I have no clue what temp my wort was before I pitched the yeast. I did take a gravity reading before pitching and it was somewhere around 1.012....kind of low. Guess I need to add a bit more sugar next time.

Well, it was an experiment that's for sure. I'll update once I see some activity...or not. :(
 
It has been about 24 hours. would I just throw it in and shake it up? Don't have much in the way of something to stir up a carboy.
 
I'd use corn sugar, boil it down in water and let it cool, then pour it into the carboy. To stir it up, a big piece of foil that's been dipped in no rinse sanitizer held tightly over the neck to keep everything in and some good swirling action would do it.
 
That's true. Oddly enough my grocery store didn't have any. I was in a rush, that's no excuse but there you have it. I will definitely seek it out next time.
 
I'd use corn sugar, boil it down in water and let it cool, then pour it into the carboy. To stir it up, a big piece of foil that's been dipped in no rinse sanitizer held tightly over the neck to keep everything in and some good swirling action would do it.

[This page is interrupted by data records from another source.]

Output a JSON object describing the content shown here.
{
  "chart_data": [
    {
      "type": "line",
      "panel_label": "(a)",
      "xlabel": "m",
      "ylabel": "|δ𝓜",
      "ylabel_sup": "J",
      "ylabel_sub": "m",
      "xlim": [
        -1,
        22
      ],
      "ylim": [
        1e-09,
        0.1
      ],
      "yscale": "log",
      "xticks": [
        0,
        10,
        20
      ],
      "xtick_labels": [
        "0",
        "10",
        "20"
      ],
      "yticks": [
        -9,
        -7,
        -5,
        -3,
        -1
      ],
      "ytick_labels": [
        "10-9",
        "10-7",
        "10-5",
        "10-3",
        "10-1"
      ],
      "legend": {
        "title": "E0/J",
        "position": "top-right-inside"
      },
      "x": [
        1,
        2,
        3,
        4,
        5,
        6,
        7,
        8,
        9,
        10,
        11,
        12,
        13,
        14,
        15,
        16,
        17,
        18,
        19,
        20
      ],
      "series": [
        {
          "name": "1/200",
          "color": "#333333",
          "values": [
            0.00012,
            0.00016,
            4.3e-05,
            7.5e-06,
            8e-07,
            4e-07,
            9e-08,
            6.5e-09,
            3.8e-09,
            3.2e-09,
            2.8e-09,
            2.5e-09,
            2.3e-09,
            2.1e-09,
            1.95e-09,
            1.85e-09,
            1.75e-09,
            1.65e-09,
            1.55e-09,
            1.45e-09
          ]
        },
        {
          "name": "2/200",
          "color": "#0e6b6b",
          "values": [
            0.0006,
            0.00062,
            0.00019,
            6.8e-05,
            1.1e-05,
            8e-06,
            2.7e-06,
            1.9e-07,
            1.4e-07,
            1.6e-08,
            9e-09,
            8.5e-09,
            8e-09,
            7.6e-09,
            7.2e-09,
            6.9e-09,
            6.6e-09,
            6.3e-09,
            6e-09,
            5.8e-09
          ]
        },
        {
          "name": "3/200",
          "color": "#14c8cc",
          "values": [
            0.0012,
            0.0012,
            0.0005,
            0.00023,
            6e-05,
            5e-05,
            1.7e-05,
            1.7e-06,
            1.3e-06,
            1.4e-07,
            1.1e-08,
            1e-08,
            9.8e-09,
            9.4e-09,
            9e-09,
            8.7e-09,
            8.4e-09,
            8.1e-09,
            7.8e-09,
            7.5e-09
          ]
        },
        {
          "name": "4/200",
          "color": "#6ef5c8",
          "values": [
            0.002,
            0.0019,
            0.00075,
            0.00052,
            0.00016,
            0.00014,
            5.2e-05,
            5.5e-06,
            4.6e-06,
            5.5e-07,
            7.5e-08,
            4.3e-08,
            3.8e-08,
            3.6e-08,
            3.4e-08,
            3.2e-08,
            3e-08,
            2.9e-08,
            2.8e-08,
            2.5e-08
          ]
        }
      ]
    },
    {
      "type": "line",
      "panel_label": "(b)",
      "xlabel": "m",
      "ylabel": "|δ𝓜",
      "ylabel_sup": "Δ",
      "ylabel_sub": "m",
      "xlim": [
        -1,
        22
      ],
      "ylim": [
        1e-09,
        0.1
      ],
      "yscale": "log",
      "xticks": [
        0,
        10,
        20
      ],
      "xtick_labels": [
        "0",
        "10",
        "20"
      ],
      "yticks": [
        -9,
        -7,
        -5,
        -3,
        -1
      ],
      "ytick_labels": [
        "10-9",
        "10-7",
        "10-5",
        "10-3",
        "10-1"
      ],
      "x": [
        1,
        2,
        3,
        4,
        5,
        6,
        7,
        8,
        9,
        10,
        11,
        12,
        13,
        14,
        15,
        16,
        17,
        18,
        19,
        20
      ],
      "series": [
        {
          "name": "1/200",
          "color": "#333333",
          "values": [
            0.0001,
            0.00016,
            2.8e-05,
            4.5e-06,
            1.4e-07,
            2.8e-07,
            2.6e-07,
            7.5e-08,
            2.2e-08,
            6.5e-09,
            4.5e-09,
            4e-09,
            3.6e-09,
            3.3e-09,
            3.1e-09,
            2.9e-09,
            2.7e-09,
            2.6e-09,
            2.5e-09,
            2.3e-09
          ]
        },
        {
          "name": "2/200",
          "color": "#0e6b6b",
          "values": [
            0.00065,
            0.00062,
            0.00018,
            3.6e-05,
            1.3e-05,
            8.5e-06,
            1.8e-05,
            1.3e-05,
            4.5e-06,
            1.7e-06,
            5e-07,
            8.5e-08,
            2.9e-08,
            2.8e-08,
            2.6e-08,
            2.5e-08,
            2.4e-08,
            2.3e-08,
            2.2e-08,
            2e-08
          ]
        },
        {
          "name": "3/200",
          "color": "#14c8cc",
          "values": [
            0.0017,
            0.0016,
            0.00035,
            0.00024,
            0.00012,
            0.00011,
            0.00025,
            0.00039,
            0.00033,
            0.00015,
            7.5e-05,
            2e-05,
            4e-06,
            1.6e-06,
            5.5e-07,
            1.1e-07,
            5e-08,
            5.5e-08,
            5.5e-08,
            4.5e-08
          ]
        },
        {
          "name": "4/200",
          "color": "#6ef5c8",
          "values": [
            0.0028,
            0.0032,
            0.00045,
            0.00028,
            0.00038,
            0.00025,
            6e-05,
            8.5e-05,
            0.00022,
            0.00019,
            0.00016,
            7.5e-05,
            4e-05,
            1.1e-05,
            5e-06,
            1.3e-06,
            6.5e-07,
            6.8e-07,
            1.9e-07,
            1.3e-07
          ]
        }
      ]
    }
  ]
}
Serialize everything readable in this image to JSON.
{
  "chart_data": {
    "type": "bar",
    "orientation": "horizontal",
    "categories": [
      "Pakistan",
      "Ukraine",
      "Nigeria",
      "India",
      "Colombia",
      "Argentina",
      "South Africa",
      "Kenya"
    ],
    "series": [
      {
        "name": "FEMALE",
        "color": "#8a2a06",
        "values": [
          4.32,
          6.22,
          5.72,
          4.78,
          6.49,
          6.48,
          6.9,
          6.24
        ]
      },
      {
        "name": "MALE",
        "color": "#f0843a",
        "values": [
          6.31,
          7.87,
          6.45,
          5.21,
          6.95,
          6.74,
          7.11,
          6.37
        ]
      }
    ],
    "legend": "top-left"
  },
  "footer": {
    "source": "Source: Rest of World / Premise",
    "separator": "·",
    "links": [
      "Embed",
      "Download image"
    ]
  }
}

I took your advice and boiled 6 more cups of corn sugar into 1 quart of water and added that to my carboy. It's bubbling away happily so now I'll just be patient and see how it turns out.
 
Well it has been 3 weeks today so I could barely contain myself as I tried my experiment.

I boiled 6 cups of regular table sugar in 2 quarts of water, cooled it in an ice bath and added 4 crushed campden tablets. I then added the sugar water to my bottling bucket and then siphoned my tea from my carboy into the bottling bucket.

I didn't bottle it, I just siphoned it into 4 gallon jugs once mixed like I would a normal sweet tea.

Adding ice like I would to any sweet tea I took my first tentative sip. Honestly the first thing that came to mind was that it tasted like flat champagne. I could detect the lemon and tea flavors but they are weak. This surprised me since I used nearly 100 bags of tea!

Some friends of mine really enjoyed it and said they would recommend to others and definitely wanted me to brew more. My Father in law said it need just a little something more and added mint to his.

I actually quite like it. Very refreshing on a hot day and is easy to drink.
I may will definitely tweak the recipe. I will definitely up the sugar to increase my alcohol content next time.

Has anyone else done a tea like this? I would love to really nail down my recipe.